Core Quality Attributes
1. Performance
- Workload handling: Capacity to process the required volume of operations
- Efficiency: Resource usage in relation to output
- Responsiveness: Speed of response to user requests or events
- Throughput: Total amount of work accomplished in a given time period
- Latency: Time delay between action and response
2. Cost
- Build/deployment costs: Initial setup expenses
- Operational costs: Ongoing expenses to run the system
- Maintenance costs: Expenses for updates, fixes, and improvements
- Resource optimization: Efficient use of hardware, software, and human resources
- Scaling costs: Expenses related to growth or contraction
3. Security
- Access control: Prevention of unauthorized access
- Data protection: Safeguarding sensitive information
- Integrity: Ensuring data remains uncorrupted
- Confidentiality: Keeping private information private
- Compliance: Meeting regulatory requirements
4. Dependability
- Availability: Readiness for correct service
- Reliability: Continuity of correct service
- Safety: Freedom from catastrophic consequences
- Integrity: Absence of improper system alterations
- Maintainability: Ability to undergo repairs and modifications
Service and Failure Concepts
Correct Service vs.
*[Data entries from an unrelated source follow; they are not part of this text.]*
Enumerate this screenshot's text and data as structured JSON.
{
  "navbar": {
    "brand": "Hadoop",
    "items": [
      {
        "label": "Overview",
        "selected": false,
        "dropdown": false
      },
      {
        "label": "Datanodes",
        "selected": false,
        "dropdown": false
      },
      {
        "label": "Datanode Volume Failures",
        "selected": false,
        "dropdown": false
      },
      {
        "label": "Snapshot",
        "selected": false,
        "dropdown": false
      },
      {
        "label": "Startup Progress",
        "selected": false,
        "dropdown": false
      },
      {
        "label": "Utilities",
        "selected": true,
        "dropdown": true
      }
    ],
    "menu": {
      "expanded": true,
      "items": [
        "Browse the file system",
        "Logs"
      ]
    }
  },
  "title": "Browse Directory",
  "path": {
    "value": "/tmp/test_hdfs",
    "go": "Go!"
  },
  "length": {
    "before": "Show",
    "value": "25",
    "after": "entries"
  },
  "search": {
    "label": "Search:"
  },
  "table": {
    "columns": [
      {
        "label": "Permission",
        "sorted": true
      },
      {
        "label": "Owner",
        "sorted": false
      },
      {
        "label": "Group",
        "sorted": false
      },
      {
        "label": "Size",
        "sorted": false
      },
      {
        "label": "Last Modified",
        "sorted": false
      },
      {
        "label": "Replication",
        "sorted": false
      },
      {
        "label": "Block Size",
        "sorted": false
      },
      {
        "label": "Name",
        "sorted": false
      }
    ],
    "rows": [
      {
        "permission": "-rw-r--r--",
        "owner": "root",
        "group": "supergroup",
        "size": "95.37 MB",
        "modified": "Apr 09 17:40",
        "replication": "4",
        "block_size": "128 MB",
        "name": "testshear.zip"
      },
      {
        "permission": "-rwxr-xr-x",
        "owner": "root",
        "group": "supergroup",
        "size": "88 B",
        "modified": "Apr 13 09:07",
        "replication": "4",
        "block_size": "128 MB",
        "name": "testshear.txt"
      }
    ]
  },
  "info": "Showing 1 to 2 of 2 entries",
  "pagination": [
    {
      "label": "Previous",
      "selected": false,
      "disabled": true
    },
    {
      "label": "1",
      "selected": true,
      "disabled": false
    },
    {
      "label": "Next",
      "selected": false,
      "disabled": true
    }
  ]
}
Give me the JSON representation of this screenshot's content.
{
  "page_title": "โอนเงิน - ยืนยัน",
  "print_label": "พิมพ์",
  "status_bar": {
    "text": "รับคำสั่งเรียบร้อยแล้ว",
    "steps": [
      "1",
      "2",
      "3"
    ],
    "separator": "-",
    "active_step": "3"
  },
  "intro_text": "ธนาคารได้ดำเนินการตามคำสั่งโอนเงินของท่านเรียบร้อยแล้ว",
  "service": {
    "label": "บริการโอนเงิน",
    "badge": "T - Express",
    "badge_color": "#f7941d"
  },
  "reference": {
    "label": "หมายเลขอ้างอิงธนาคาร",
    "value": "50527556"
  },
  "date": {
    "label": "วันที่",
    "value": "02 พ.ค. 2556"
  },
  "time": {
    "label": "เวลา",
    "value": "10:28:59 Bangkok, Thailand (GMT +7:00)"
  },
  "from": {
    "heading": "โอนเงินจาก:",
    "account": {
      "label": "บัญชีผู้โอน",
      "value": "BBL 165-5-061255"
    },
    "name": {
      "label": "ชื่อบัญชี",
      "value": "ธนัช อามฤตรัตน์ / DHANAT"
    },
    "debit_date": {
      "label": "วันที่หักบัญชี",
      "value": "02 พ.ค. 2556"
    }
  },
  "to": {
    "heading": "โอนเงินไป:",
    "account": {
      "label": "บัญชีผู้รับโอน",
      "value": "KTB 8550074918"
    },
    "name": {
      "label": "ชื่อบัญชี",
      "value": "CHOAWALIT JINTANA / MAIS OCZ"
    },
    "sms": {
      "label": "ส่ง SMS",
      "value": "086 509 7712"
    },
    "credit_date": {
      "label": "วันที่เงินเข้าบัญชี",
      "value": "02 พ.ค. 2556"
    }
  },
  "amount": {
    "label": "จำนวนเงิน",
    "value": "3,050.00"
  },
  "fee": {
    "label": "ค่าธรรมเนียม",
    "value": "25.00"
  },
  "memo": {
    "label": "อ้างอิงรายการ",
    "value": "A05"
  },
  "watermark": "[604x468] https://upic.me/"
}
Failure
- Correct service: System implements its function as specified
- Failure: Deviation from the functional specification
- Not binary but exists on a spectrum from optimal to complete failure
Quality of Service (QoS)
- A measure of how well a system performs
- The ability to provide guaranteed performance levels
- Multiple dimensions: latency, bandwidth, security, availability, etc.
- Highly contextual and defined for specific applications
- Goal: Highest QoS despite faults at the lowest cost
Potential Failure Sources in Datacenters
Hardware Failures
- Node/server failures (crashes, timing issues, data corruption)
- Power failures (crashes, possible data corruption)
- Physical accidents (fire, flood, earthquakes)
Network Failures
- Router/gateway failures affecting entire subnets
- Name server failures impacting name domains
- Network congestion leading to dropped packets
Software and Human Factors
- Software complexity leading to bugs
- Misconfiguration and human error
- Security attacks (both external and internal)
Real-world Datacenter Failures
- 2008: Amazon S3 major outages affecting US & EU
- 2011: Amazon EBS and RDS outage lasting 4 days
- 2015: Apple service disruptions (iTunes, iCloud, Photos)
- 2016: Google Cloud Platform significant outage
- 2021: OVHcloud fire destroying datacenters in Strasbourg
Datacenter Failure Statistics
- 40% of servers experience crashes/unexpected restarts (Google)
- 57% of failures lead to VM migrations (Google)
- Hard drives cause 82% of hardware failures
- Power & Cooling are the most common cause of outages (71%)
- Over 60% of failures result in $100,000+ losses